OK, OK, the bakery in question is part of a chain, and combines bubble tea with baked goods and karaoke. It is not fancy, but who has eyes for decor when you're surrounded by buns and cream cakes?
Let us pause to applaud for Google.I got a Buttermilk Football, I know it looks a little plain in the photo (fluorescent lighting is no one's friend), but it's pretty hefty.
"Buttermilk", when you go to Asian bakeries, isn't the same as the buttermilk you see in a carton in the dairy aisle.
It is a crunchy, sweet, slightly salty mixture of butter, sugar, and milk powder that is stuffed into a sweet bread roll before baking. And jinkies, as Velma would say, I do love it.
I had my first buttermilk bun in Asia at a place called Angel Bakery. It had a brown brick front with fake wedding cakes in the windows, fancy five-tiered ones with white icing and ribbons and pink roses that I never got tired of looking at. (I remember craning my neck to look up at the windows because we started going there when I was a little girl.) They made the best buttermilk buns in the country.
Angel Bakery was next to Lucky Chinese Restaurant, and Lucky Restaurant made the best sweet and sour fish IN THE WORLD.

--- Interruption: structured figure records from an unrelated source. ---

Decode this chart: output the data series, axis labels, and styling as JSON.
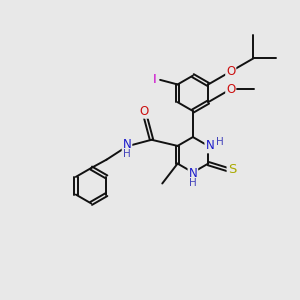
{
  "bg_color": "#e8e8e8",
  "bond_color": "#111111",
  "bond_width": 1.4,
  "dbo": 0.055,
  "atom_colors": {
    "N": "#1a1acc",
    "O": "#cc1111",
    "S": "#aaaa00",
    "I": "#cc00cc",
    "H": "#4444bb"
  },
  "fs": 8.5,
  "fs_small": 7.5,
  "xlim": [
    -4.2,
    5.0
  ],
  "ylim": [
    -4.5,
    5.2
  ]
}
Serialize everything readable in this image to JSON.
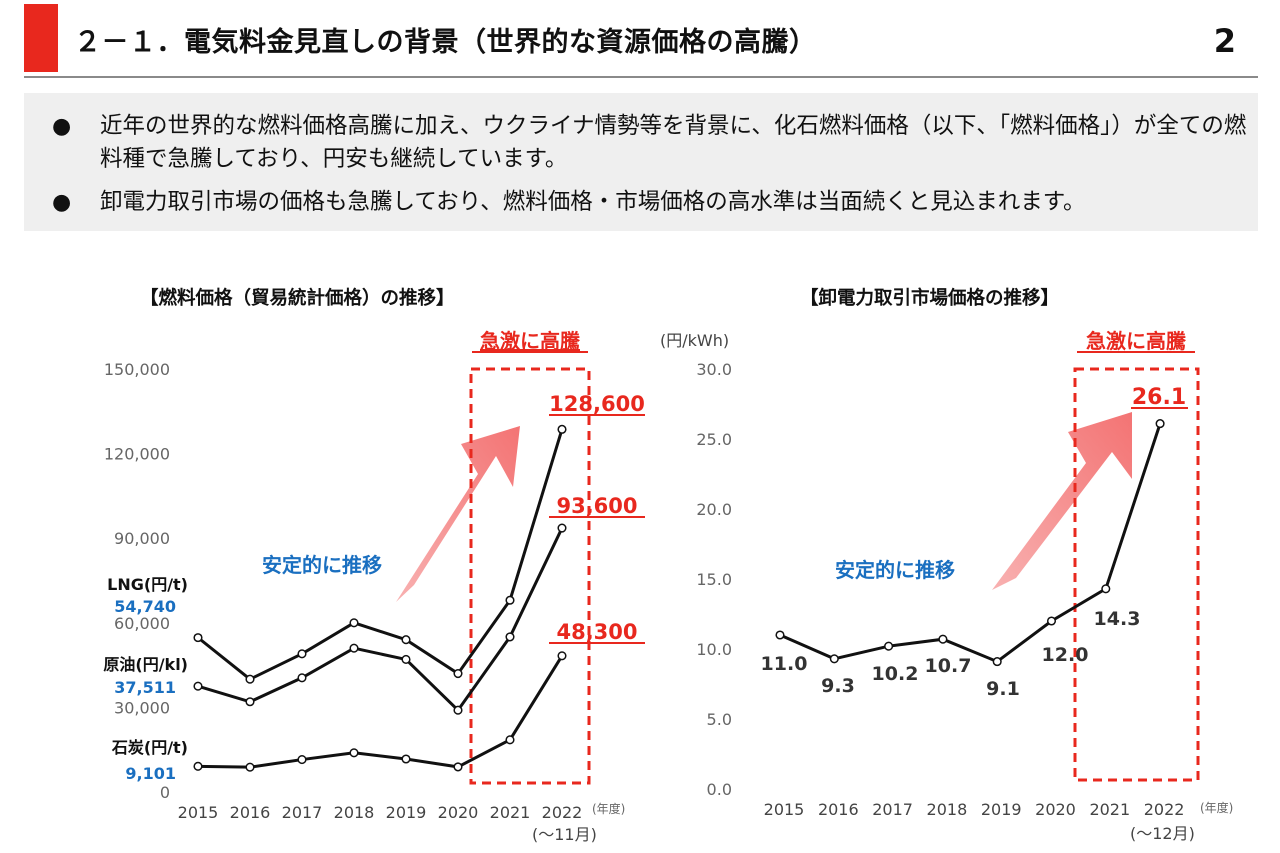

Seriously, in all my years I have never had better sweet and sour fish. It is the benchmark against which I have measured all other sweet and sour fish dishes, and they have all FAILED.
After a meal at Lucky, we would stop by Angel Bakery (if it was still open), and I would always have a buttermilk bun for dessert. Remember that trip I took to South East Asia this year? We drove past Angel Bakery and Lucky Restaurant and they were still there. Awesome.
Hmm, I don't hold much hope for this buttermilk bun/football after all that nostalgia. Anyway, I am going to take it into the kitchen now, where I will cut it into slices and put it in the toaster oven.
If it's still not great, then I am going to bring in my secret weapon and very good friend, sweetened condensed milk.
Have you tried condensed milk on hot buttered toast? My salivary glands started working overtime just reading that last sentence.
Bye!
Update (20 minutes later): Well, it wasn't bad. A little hard, but I put it in the microwave for 20 seconds, which did the trick. It wasn't so bad I had to stop eating it, but it didn't make me eat so fast I ended up with crumbs in my hair either. And what's with the raisins? Who the heck puts raisins in buttermilk buns? Next time I'm going for the chocolate pie. It looks like a cinnamon scroll, but with chocolate.
Update (30 minutes after that): I have found a recipe for buttermilk buns on the Internet. I will not rest until I can make my own. This means I'll give the recipe a bash in two months time and fudge it.